Certains adolescents
Semblent loin des événements.
Quand ils sont plus vieux,
Ils portent un bandeau sur les yeux
Et sur leur intelligence.
Ils ne soupçonnent pas
Les dessous de l’existence.
Ils ne savent pas
Qu’on ne parle pas
Comme on agit.
Ils ne devinent pas
Qu’on est aussi
Joué, trompé, maltraité
Si on ne sait qu’afficher sa bonté.
Des provinciaux marièrent leur enfant,
Berthe, à dix-huit ans.
Elle épousa Georges Besson,
Un beau garçon,
Avec tous les dehors probes qu’il fallait,
Un parisien de bonne famille
Mais un être moqueur,
Sans cœur.
Ses parents, il les appelait
« Mes chers fossiles » !
Berthe demeura ignorante
Des voluptés
Parisiennes si excitantes
Comme elle était restée
Ignorante de la vie
Et de ses perfidies.
Georges vivait à sa guise. Il rentrait
Quand il voulait, souvent à potron-minet
Prétextant sans s’en faire
Une quelconque affaire.
Or un matin Berthe reçut
Une lettre non signée.
Elle resta éperdue,
Indignée.
On lui révélait
Que son mari avait une maîtresse,
Une certaine madame Ribesse.
Berthe ne sut ni feindre ni dissimuler.
Elle montra la lettre à Georges en sanglotant.

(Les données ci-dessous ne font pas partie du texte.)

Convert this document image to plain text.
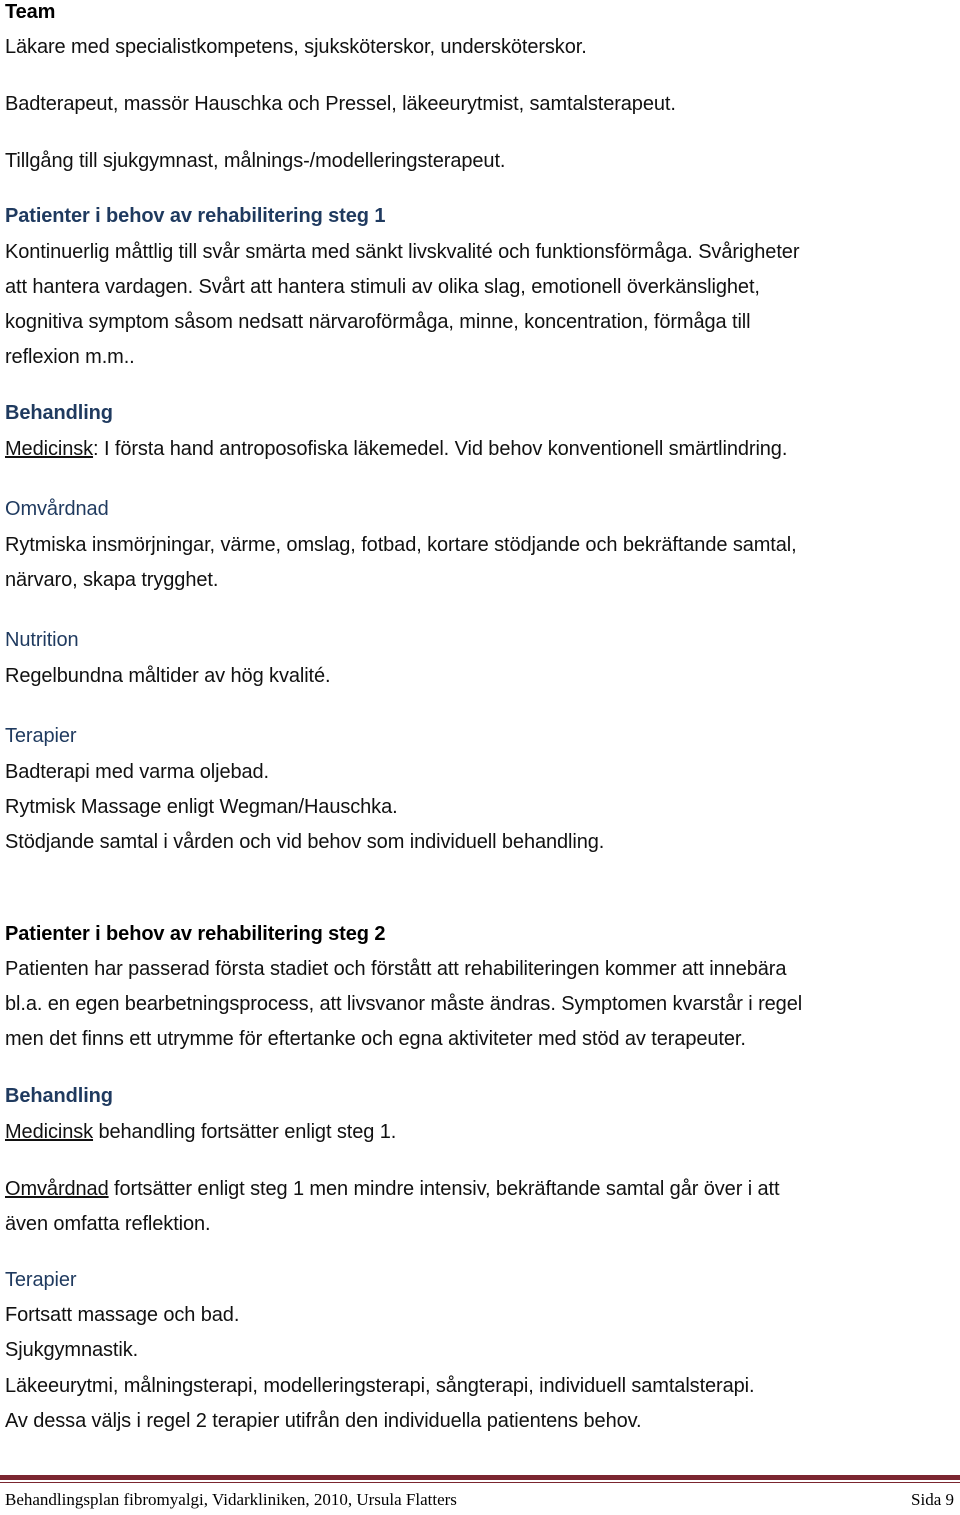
Team
Läkare med specialistkompetens, sjuksköterskor, undersköterskor.
Badterapeut, massör Hauschka och Pressel, läkeeurytmist, samtalsterapeut.
Tillgång till sjukgymnast, målnings-/modelleringsterapeut.
Patienter i behov av rehabilitering steg 1
Kontinuerlig måttlig till svår smärta med sänkt livskvalité och funktionsförmåga. Svårigheter
att hantera vardagen. Svårt att hantera stimuli av olika slag, emotionell överkänslighet,
kognitiva symptom såsom nedsatt närvaroförmåga, minne, koncentration, förmåga till
reflexion m.m..
Behandling
Medicinsk: I första hand antroposofiska läkemedel. Vid behov konventionell smärtlindring.
Omvårdnad
Rytmiska insmörjningar, värme, omslag, fotbad, kortare stödjande och bekräftande samtal,
närvaro, skapa trygghet.
Nutrition
Regelbundna måltider av hög kvalité.
Terapier
Badterapi med varma oljebad.
Rytmisk Massage enligt Wegman/Hauschka.
Stödjande samtal i vården och vid behov som individuell behandling.
Patienter i behov av rehabilitering steg 2
Patienten har passerad första stadiet och förstått att rehabiliteringen kommer att innebära
bl.a. en egen bearbetningsprocess, att livsvanor måste ändras. Symptomen kvarstår i regel
men det finns ett utrymme för eftertanke och egna aktiviteter med stöd av terapeuter.
Behandling
Medicinsk behandling fortsätter enligt steg 1.
Omvårdnad fortsätter enligt steg 1 men mindre intensiv, bekräftande samtal går över i att
även omfatta reflektion.
Terapier
Fortsatt massage och bad.
Sjukgymnastik.
Läkeeurytmi, målningsterapi, modelleringsterapi, sångterapi, individuell samtalsterapi.
Av dessa väljs i regel 2 terapier utifrån den individuella patientens behov.
Behandlingsplan fibromyalgi, Vidarkliniken, 2010, Ursula Flatters	Sida 9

Georges voulut s’expliquer :
-Je la connais depuis dix ans.
Après le déjeuner, nous irons la visiter.
Tu verras, elle deviendra ton amie.
Berthe un peu soulagée
Embrassa son mari,
Sachant qu’à danger connu,
Souci diminue.
Arrivés chez la maitresse,
Georges fit les présentations :
-Ma femme, madame Baron,
Madame Julie Ribesse.
Julie fut si heureuse,
Si heureuse !
Elle aimait tant Georges.
(Elle disait Georges,
Tout court) qu’elle avait envie
D’aimer son épouse aussi.
Au bout d’un mois,
On ne pouvait plus les séparer.
Elles se rencontraient
Chaque jour, souvent deux fois.
Dès lors, Georges ne sortait plus guère,
Ne prétextait plus d’affaires.
Pendant trois ans et davantage
Ce fut une amitié sans nuage.
Mais subitement voici
Que Georges annonça : -Julie
Est gravement malade.
Berthe, désormais,
Ne quitta plus jamais
Le chevet de sa camarade.
Elle se désolait, pleurait.
Georges se désespérait.
Plus le temps passait,
Plus l’état de Julie s’aggravait.
Un soir, Georges reçut un pli.
Il l’ouvrit.
-Attends-moi ici un moment,
Je m’absente un instant.
Il froissa le papier et le jeta.
Berthe le ramassa
Et se mit à lire :
-Viens seul, je vais mourir.
Frappée par l’idée de mort,
Elle ne comprit pas au premier abord.
Mais soudain, le tutoiement saisit son esprit.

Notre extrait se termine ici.